The reopening of the NSW-Victorian border late on Sunday night presents new challenges for border communities.
While most of us understood the NSW government's need to act after a jump in COVID-19 cases around Melbourne, the blunt approach of shutting the border created enormous concerns and anguish for the many cross-border communities I represent.
At the height of the shutdown, we saw about five per cent of local workers who couldn't get to their job, farmers who couldn't farm, children unable to get to school, split families unable to grieve the loss of a loved one.
That heartache was also felt by local small businesses, who suffered an estimated revenue hit of around 30 to 50 per cent, with over half of those businesses needing to cut their hours or staff.
For the tourism and hospitality sector, the blow was arguably worse - data suggesting accommodation bookings dropped by 90 to 100 per cent, with entertainment and hospitality revenues falling up to 80 per cent.
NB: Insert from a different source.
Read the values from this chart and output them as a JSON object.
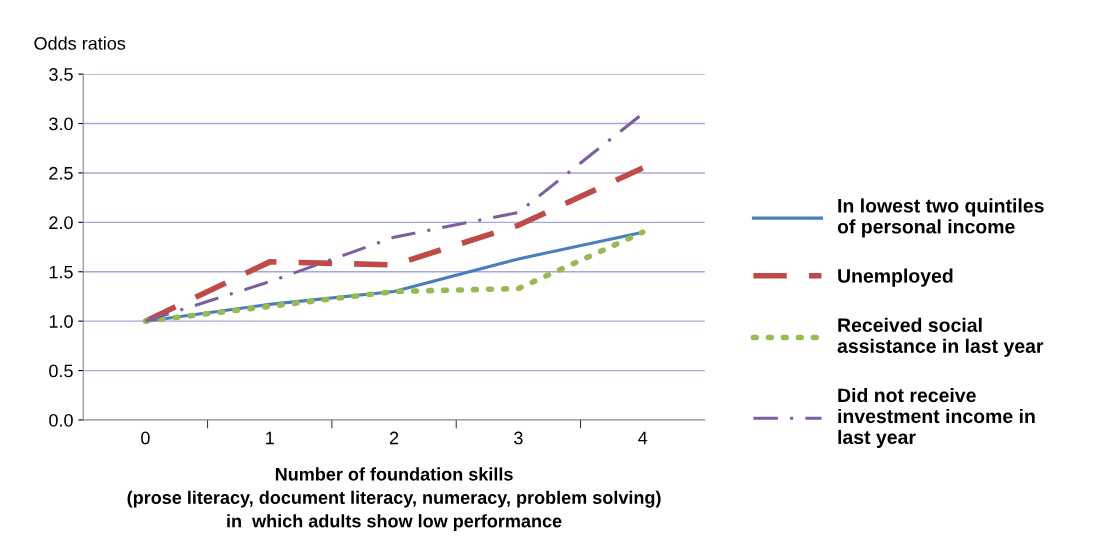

So, what is the new challenge, come Monday? There are two things we can each do to help rebuild the Border region's health and economic wellbeing.
Number one is to remember the virus has not disappeared!
The more we continue to practise good hand hygiene and physical distancing, the more likely we'll keep out the virus.
Carry a mask and get used to wearing it in a crowded area, particularly indoors - and for NSW residents right now, that's a good habit to get into for when you head more freely back into Victoria?
The federal government fully expects that localised outbreaks will occur from time to time given the nature of the virus - but if we stop that happening here, the border closure will hopefully turn into a distant memory.
Number two is ... love your local area! Right now, the most important thing we can do is to 'shop local'.
That also includes eating local, visiting places in our local cross border region and heading to the areas which were so badly fire-affected last summer. And if you have friends or family in Sydney, Melbourne or another capital, encourage them to visit.
After the lockdowns in 2020, there will be plenty of city folk wanting the wide open areas, getting away from the crowds and enjoying a little country hospitality.
The 138 day border closure will have been the greatest challenge to communities on the NSW/Victorian border for 100 years.
What we do, and how we behave from Monday, is the next challenge.